Comment aborder un géant de la peinture, allemande qui plus est, sans tomber dans les associations simplistes, les lectures trop historiques et les redites? Sculpturalement, répond Julia Garimorth, commissaire de l’épopée Markus Lüpertz au Musée d’art moderne de la Ville de Paris. Achilles, énorme bronze peint de 2014, ouvre le pas d’une rétrospective puissante en 140 peintures, souvent monumentales, sculptures défiant la peinture et dessins croquant l’instant présent. Elle dresse le portrait vif d’un peintre né dans l’après-guerre allemand, l’un des fleurons de sa révolte artistique ( A.R. Penck , Georg Baselitz, Jörg Immendorff). « Pour Lüpertz, tout commence chaque matin», dit cette attentive, tout à l’écoute de son grand homme.

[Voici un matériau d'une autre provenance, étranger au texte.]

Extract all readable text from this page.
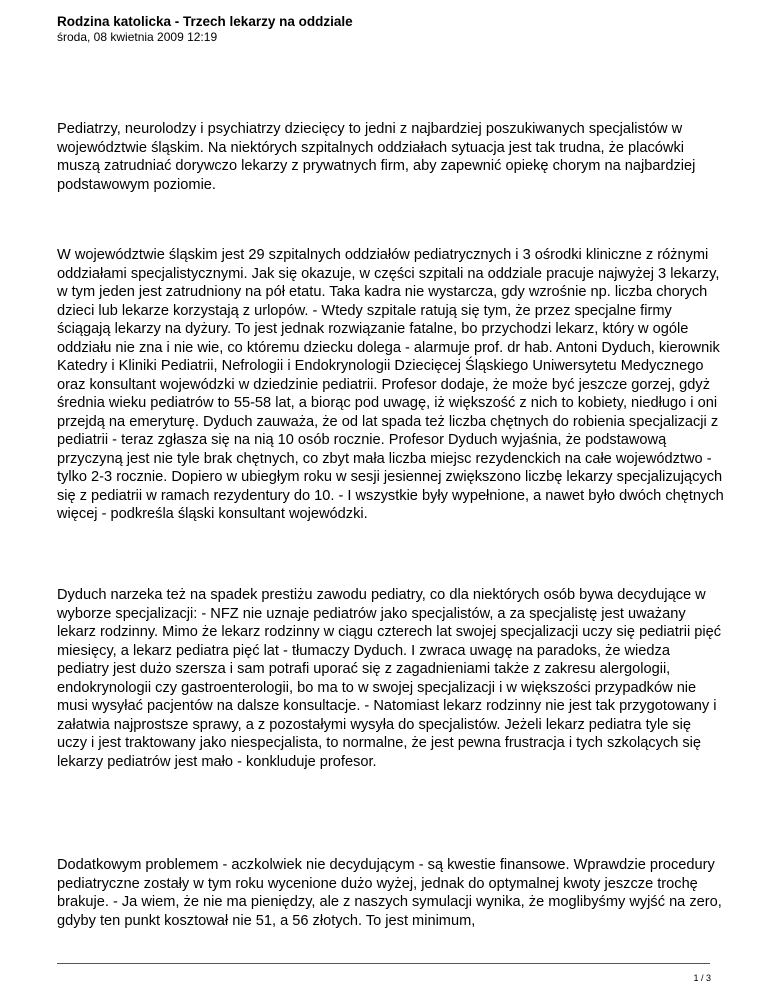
Rodzina katolicka - Trzech lekarzy na oddziale
środa, 08 kwietnia 2009 12:19

Pediatrzy, neurolodzy i psychiatrzy dziecięcy to jedni z najbardziej poszukiwanych specjalistów w województwie śląskim. Na niektórych szpitalnych oddziałach sytuacja jest tak trudna, że placówki muszą zatrudniać dorywczo lekarzy z prywatnych firm, aby zapewnić opiekę chorym na najbardziej podstawowym poziomie.

W województwie śląskim jest 29 szpitalnych oddziałów pediatrycznych i 3 ośrodki kliniczne z różnymi oddziałami specjalistycznymi. Jak się okazuje, w części szpitali na oddziale pracuje najwyżej 3 lekarzy, w tym jeden jest zatrudniony na pół etatu. Taka kadra nie wystarcza, gdy wzrośnie np. liczba chorych dzieci lub lekarze korzystają z urlopów. - Wtedy szpitale ratują się tym, że przez specjalne firmy ściągają lekarzy na dyżury. To jest jednak rozwiązanie fatalne, bo przychodzi lekarz, który w ogóle oddziału nie zna i nie wie, co któremu dziecku dolega - alarmuje prof. dr hab. Antoni Dyduch, kierownik Katedry i Kliniki Pediatrii, Nefrologii i Endokrynologii Dziecięcej Śląskiego Uniwersytetu Medycznego oraz konsultant wojewódzki w dziedzinie pediatrii. Profesor dodaje, że może być jeszcze gorzej, gdyż średnia wieku pediatrów to 55-58 lat, a biorąc pod uwagę, iż większość z nich to kobiety, niedługo i oni przejdą na emeryturę. Dyduch zauważa, że od lat spada też liczba chętnych do robienia specjalizacji z pediatrii - teraz zgłasza się na nią 10 osób rocznie. Profesor Dyduch wyjaśnia, że podstawową przyczyną jest nie tyle brak chętnych, co zbyt mała liczba miejsc rezydenckich na całe województwo - tylko 2-3 rocznie. Dopiero w ubiegłym roku w sesji jesiennej zwiększono liczbę lekarzy specjalizujących się z pediatrii w ramach rezydentury do 10. - I wszystkie były wypełnione, a nawet było dwóch chętnych więcej - podkreśla śląski konsultant wojewódzki.

Dyduch narzeka też na spadek prestiżu zawodu pediatry, co dla niektórych osób bywa decydujące w wyborze specjalizacji: - NFZ nie uznaje pediatrów jako specjalistów, a za specjalistę jest uważany lekarz rodzinny. Mimo że lekarz rodzinny w ciągu czterech lat swojej specjalizacji uczy się pediatrii pięć miesięcy, a lekarz pediatra pięć lat - tłumaczy Dyduch. I zwraca uwagę na paradoks, że wiedza pediatry jest dużo szersza i sam potrafi uporać się z zagadnieniami także z zakresu alergologii, endokrynologii czy gastroenterologii, bo ma to w swojej specjalizacji i w większości przypadków nie musi wysyłać pacjentów na dalsze konsultacje. - Natomiast lekarz rodzinny nie jest tak przygotowany i załatwia najprostsze sprawy, a z pozostałymi wysyła do specjalistów. Jeżeli lekarz pediatra tyle się uczy i jest traktowany jako niespecjalista, to normalne, że jest pewna frustracja i tych szkolących się lekarzy pediatrów jest mało - konkluduje profesor.

Dodatkowym problemem - aczkolwiek nie decydującym - są kwestie finansowe. Wprawdzie procedury pediatryczne zostały w tym roku wycenione dużo wyżej, jednak do optymalnej kwoty jeszcze trochę brakuje. - Ja wiem, że nie ma pieniędzy, ale z naszych symulacji wynika, że moglibyśmy wyjść na zero, gdyby ten punkt kosztował nie 51, a 56 złotych. To jest minimum,

1 / 3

Avec un beau sens théâtral, la jeune commissaire autrichienne pose son sujet en trois temps, dès le hall écrasant du musée à l’architecture Art déco. Le corps fragmentaire. L’idée d’une sculpture qui se débarrasse du superflu pour ne garder que son essence et tendre vers l’abstraction. La peinture sur le bronze qui fait le lien entre les disciplines académiques, avec une vie entière d’atelier et de pinceaux. Voilà Markus Lüpertz, 74 ans et un tonus d’athlète, qui se lève du socle pour reprendre, comme ses créatures entre mythologie et monde moderne, la promenade des statues d’un parc. En l’occurrence, celui de Spoleto en Italie dans les années 1990. Cette vision champêtre où le vert sourd insiste donne le ton, celui de la nature et de sa campagne de Märkisch Wilmersdorf.
Comme l’artiste, l’exposition regarde l’avenir. Avec elle, on avance dans la vie de Markus Lüpertz en partant de la fin pour découvrir les audaces superlatives de sa jeunesse et ses fameuses Peintures dithyrambiques. La sculpture, ces fantômes si incarnés, parfois simplement en un torse comme chez Rodin, sont les guides de ce peuple de tableaux qui lui répondent. Dans la première salle consacrée à l’Arcadie, Ulysses nous tourne le dos et ouvre la perspective sur les trois tableaux où son visage réapparaît. Lorsque l’on contourne ce bronze compact et que l’on découvre son visage peint, le regard sur les toiles s’inverse. Cette suite est une partition que le visiteur est appelé à jouer.